I’m really behind in blogging about the CME conference, having spent much of the last couple of days sightseeing (spent all day today in Yellowstone Park). Day 2 of the conference took place August 31. Every year one special lecture (the Robert Eliot memorial lecture---more on Dr. Eliot in a future post) is devoted to lifestyle issues in the prevention of cardiovascular disease for health care professionals to apply to their patients’ lives and their own lives. This year’s featured speaker was Dr. Arthur Agatston of South Beach diet fame. He had no financial conflicts of interest (he did not mention South Beach and his lecture was funded by a foundation in memory of Dr. Eliot) and discussed the obesity epidemic as well as some initiatives he’s involved in in the public schools to combat childhood obesity.

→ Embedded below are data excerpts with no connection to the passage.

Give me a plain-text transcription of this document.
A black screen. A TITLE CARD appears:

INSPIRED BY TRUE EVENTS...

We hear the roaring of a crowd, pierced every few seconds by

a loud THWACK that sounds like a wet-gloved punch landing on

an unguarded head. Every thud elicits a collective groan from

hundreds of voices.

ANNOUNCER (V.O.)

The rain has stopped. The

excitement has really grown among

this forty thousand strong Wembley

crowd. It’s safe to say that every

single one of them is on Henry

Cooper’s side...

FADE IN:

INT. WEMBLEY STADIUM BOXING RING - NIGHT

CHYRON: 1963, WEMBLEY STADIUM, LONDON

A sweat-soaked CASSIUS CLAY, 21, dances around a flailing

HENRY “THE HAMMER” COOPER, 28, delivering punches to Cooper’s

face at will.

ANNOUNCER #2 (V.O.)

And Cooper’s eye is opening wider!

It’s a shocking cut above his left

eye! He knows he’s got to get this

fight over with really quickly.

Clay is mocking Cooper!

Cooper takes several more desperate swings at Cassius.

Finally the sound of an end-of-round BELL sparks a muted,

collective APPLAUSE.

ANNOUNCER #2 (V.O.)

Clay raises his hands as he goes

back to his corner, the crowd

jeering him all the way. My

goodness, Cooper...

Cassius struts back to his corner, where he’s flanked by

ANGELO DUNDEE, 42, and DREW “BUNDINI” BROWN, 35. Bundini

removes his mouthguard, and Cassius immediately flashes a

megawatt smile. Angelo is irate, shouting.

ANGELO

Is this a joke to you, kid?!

Every year there are a couple of lectures devoted to cutting edge topics which are in their infancy in clinical application. For the last several years these presentations have covered topics in the genomics of cardiovascular risk assessment and drug therapy. Dr. H. Robert Superko presented some exciting developments on two novel heart disease genetic variants, KIF6 and 9p21. The fields of cardiovascular genomics and pharmacogenomics are a few years away from direct widespread clinical application, but they’ll soon turn EBM upside down. Gone will be the era of “one size fits all” drug therapy and risk assessments based on population studies. Get ready! (Actually, the era of pharmacogenomics is already here for limited applications. The package insert for warfarin, for example, says:

The lower initiation doses should be considered for patients with certain genetic variations in CYP2C9 and VKORC1 enzymes as well as for elderly and/or debilitated patients and patients ….

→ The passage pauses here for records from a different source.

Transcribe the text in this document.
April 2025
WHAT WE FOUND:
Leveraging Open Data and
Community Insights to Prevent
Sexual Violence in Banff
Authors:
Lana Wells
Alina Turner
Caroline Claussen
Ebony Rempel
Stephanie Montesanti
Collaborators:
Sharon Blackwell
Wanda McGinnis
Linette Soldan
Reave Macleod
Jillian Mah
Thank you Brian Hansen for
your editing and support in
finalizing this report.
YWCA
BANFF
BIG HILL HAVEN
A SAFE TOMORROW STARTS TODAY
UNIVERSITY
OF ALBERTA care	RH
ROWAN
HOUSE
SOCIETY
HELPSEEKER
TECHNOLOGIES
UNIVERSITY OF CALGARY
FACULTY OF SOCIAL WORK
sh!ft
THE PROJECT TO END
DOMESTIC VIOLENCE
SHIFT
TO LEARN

Dr. Gordon Ewy, chief of cardiology at the University of Arizona and pioneer of CPR, gave an update on his research in favor of the “new CPR.” I have blogged about Ewy’s work many times, starting here. Ewy is years ahead of his time in CPR. The guideline writers have been slow to adopt his work. If you’re going to collapse from a heart attack, do it in Arizona!

None of the presentations on day 2 emphasized pharmaceutical products. The content was relevant, scientifically rigorous and free of commercial bias.

I’m flying home tomorrow, and back to a demanding hospitalist schedule Thursday. I’ll blog about day 3 and post some general observations about the conference (along with a few more images from Grand Teton and Yellowstone) in a few days!

Fluconazole prophylaxis

---in non-neutropenic ICU patients who remain febrile despite broad spectrum antibiotics is not beneficial according to this study.

Monday, September 01, 2008

Distinguishing benign from serious causes of back pain

Physical therapy, analgesics and tincture of time may not be the correct approach. This review helps explain how to distinguish benign from serious causes.

Via Cleveland Clinic Journal of Medicine.